El alcalde los alcanza cuando van a salir. Le quiere convidar una copa de licor de vainilla.
En la sala –muebles de palma, consolas románticas, espejo, caracoles enormes, estrellas de mar,
plumas de pavo, amplificaciones familiares – toman la copa.
El yanqui insiste en salir a pasear. Convida al alcalde. Arrastra a Panchito. Quiere que su abogado
haga investigaciones con el juez. Prefiere que las realice a solas.
El alcalde accede a regañadientes. La Ulogia lo espera. Con ella sus ardientes caricias.
El gringo, al llegar al jardín, grita asustado:
- ¡Oh, un lagarto, un lagarto!
Intenta correr. Panchito lo detiene.
- No tenga miedo, Mister. No hace nada. Es una iguana. Se come los ratones y las tusas... Mire
usted...
65
Y Panchito se llega a ella, la recoge. La iguana lo colea cuidadosa. Parece acariciar a un viejo
conocido. Panchito le pasa la mano por el lomo, cantando un viejo son:
A la gea, gea,
¡Qué iguana tan fea!
Se sube al árbol
y se zarandea,
pone su huevito
y luego se apea.
- Pone su huevito...
- Y luego se apea...
Hacían el eco el loro y la cotorra.

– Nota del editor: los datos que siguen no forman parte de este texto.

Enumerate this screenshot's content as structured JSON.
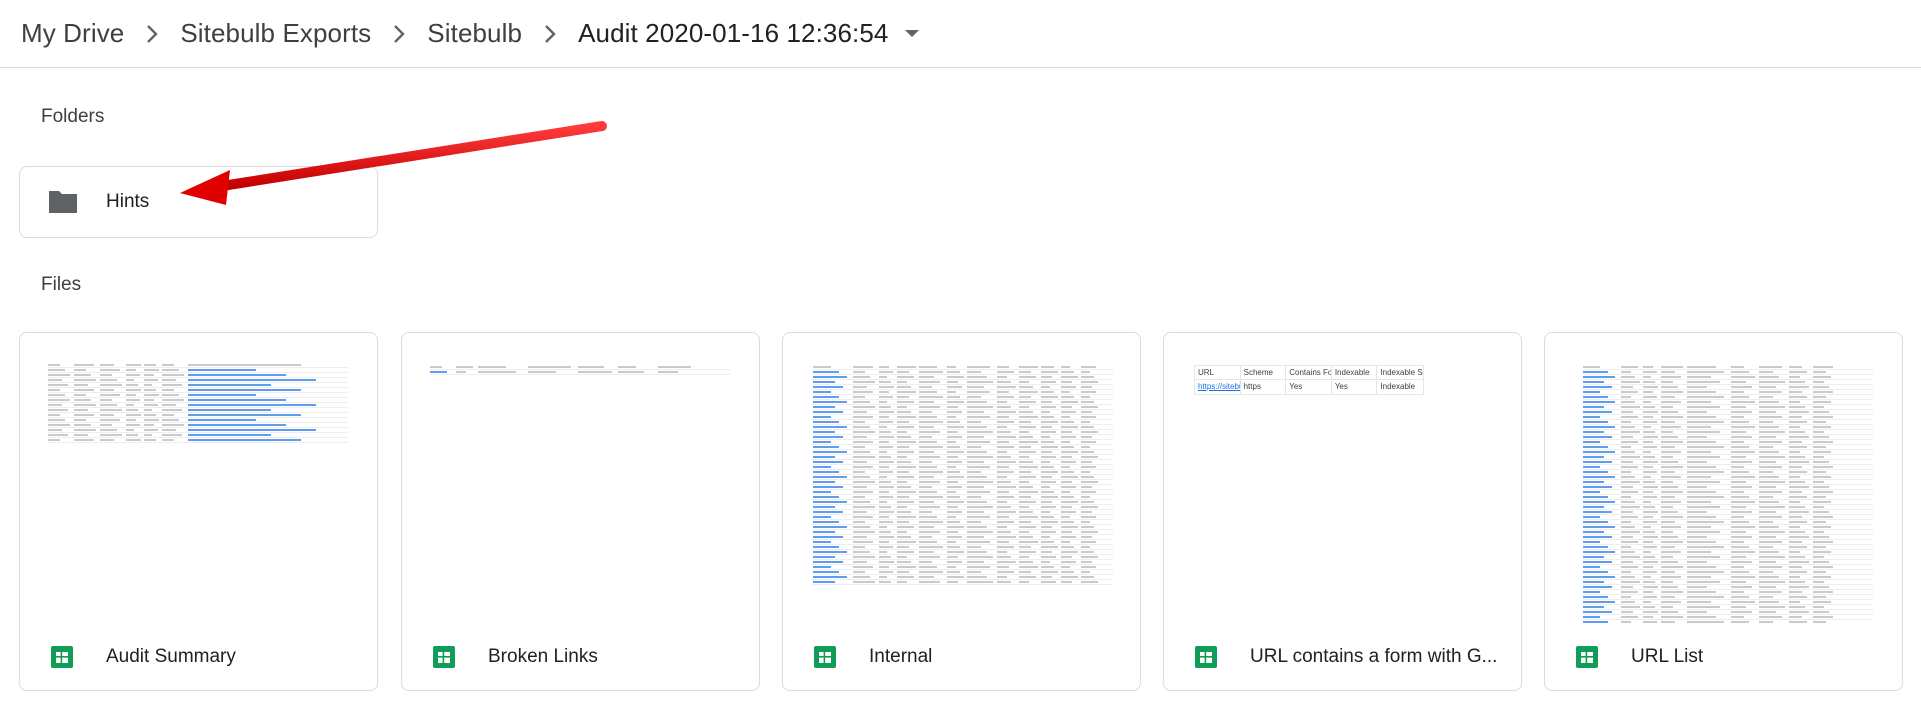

Sus periqueras guardan la puerta de la sala. Sus plumas
brillantes la limitan, como los Indios Verdes el canal de La Viga.

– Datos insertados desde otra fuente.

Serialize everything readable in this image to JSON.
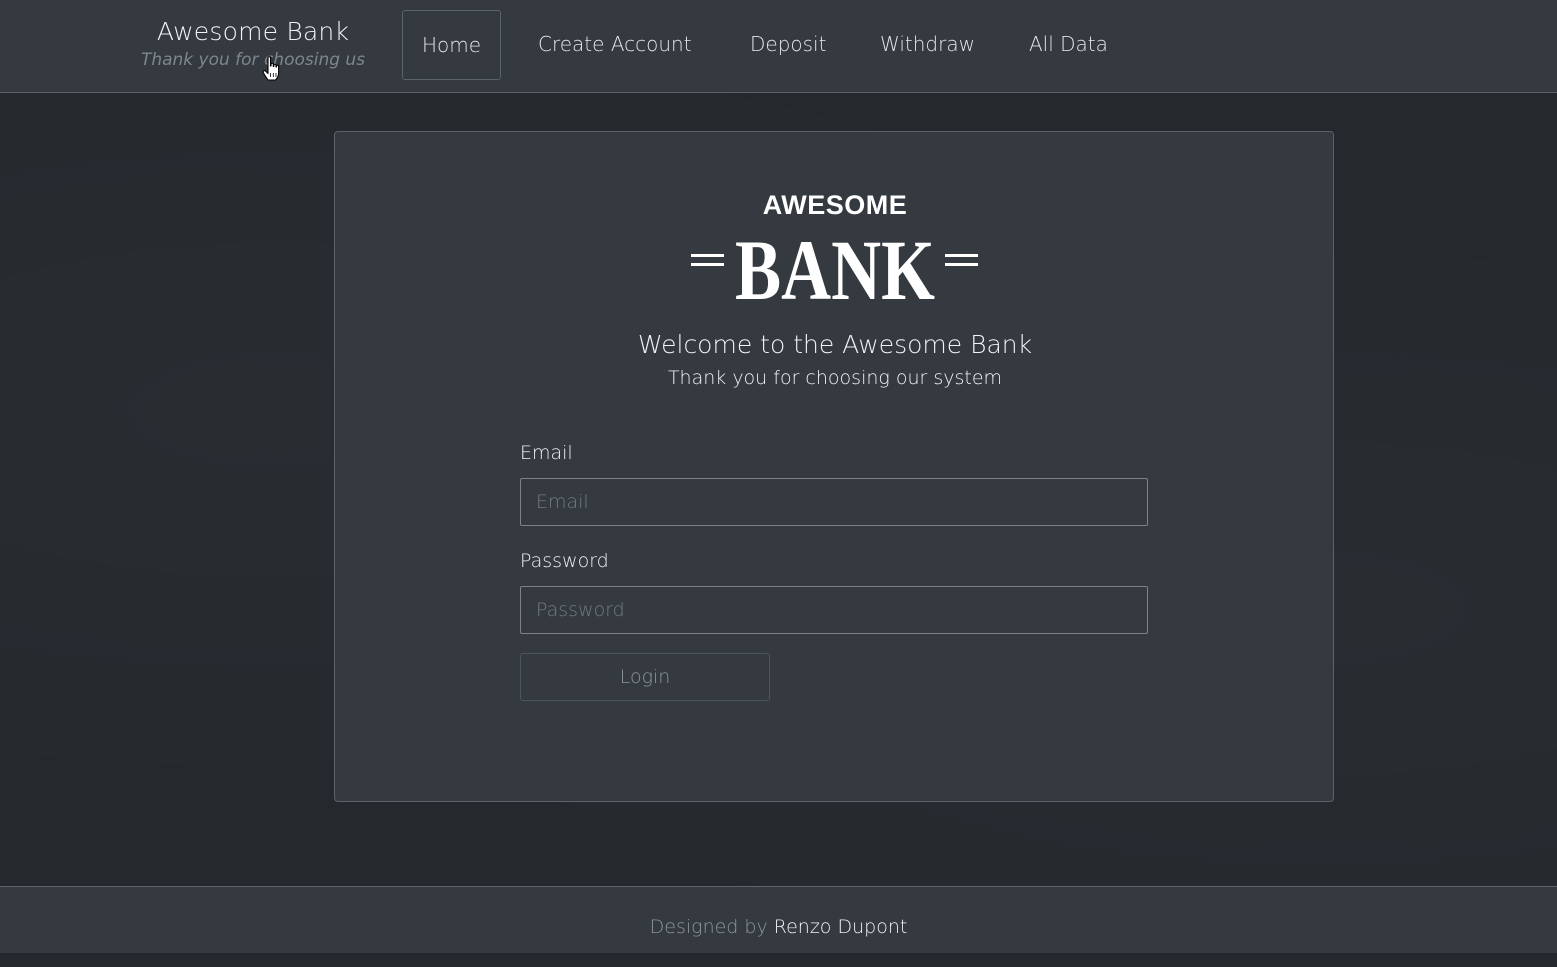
{
  "brand": {
    "title": "Awesome Bank",
    "subtitle": "Thank you for choosing us"
  },
  "nav": {
    "items": [
      {
        "label": "Home",
        "active": true
      },
      {
        "label": "Create Account",
        "active": false
      },
      {
        "label": "Deposit",
        "active": false
      },
      {
        "label": "Withdraw",
        "active": false
      },
      {
        "label": "All Data",
        "active": false
      }
    ]
  },
  "card": {
    "logo": {
      "top_text": "AWESOME",
      "main_text": "BANK"
    },
    "welcome_title": "Welcome to the Awesome Bank",
    "welcome_subtitle": "Thank you for choosing our system",
    "email": {
      "label": "Email",
      "placeholder": "Email",
      "value": ""
    },
    "password": {
      "label": "Password",
      "placeholder": "Password",
      "value": ""
    },
    "login_label": "Login"
  },
  "footer": {
    "prefix": "Designed by",
    "author": "Renzo Dupont"
  },
  "colors": {
    "navbar_bg": "#343a40",
    "page_bg": "#25292e",
    "card_bg": "#343a40",
    "text": "#f1f3f5",
    "muted": "#8e959b"
  },
  "icons": {
    "cursor": "hand-pointer-icon"
  }
}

El yanqui piensa que en la noche no dejarán dormir con sus chillidos.
Recuerda que en la noche colocarán las camas en la sala – es la pieza más amplia, mejor
ventilada, menos calurosa.
- Estos pericos tienen mucha memoria, - comenta el alcalde, - repiten todo lo que oyen.
- Oh, listos los pericos, listos los pericos...
- ¿Qué quieres por tus tierritas, Panchito? – Pregunta el secretario cuando aquel vuelve de paseo.
- ¿Por mis tierritas? ¿Pa qué las quieres?
- Hombre, t’estimo y un cliente m’encarg’unas, pues aunque no sirvan te las compro, ¿hace?
. Bueno, pero ¿qué me das?
- No, ¿pos qué quieres?
- Te diré...
Panchito se rasca la cabeza. Panchito no halla qué pedir. Cree que sus tierras nada valen. Pero
algo han de valer puesto que alguien las quiere. ¿O será de veras que el secretario lo hace por
ayudarlo? Pero si nunca lo ha podido ver. Pero si sus tierras no sirven. El agua es aceitosa, todo lo
quema... ¡maldita chapopotera!
- Bueno, ¿pues cuánto quieres?
- Te diré, mano, te diré...
- Mira si no hallas cuánto, te compro cosas. Mira, te compro un buen fonógrafo que hace mucho
querías... –En Panchito, se despierta la ambición, are tamaños ojos -... te compro una máquina,
una buena jarana, un escritorio, un acordión, - Panchito no decide. Panchito está asombrado. El
otro sigue ofreciendo más – una hamaca de Mérida, un sarape... y mil pesos, ¿hace?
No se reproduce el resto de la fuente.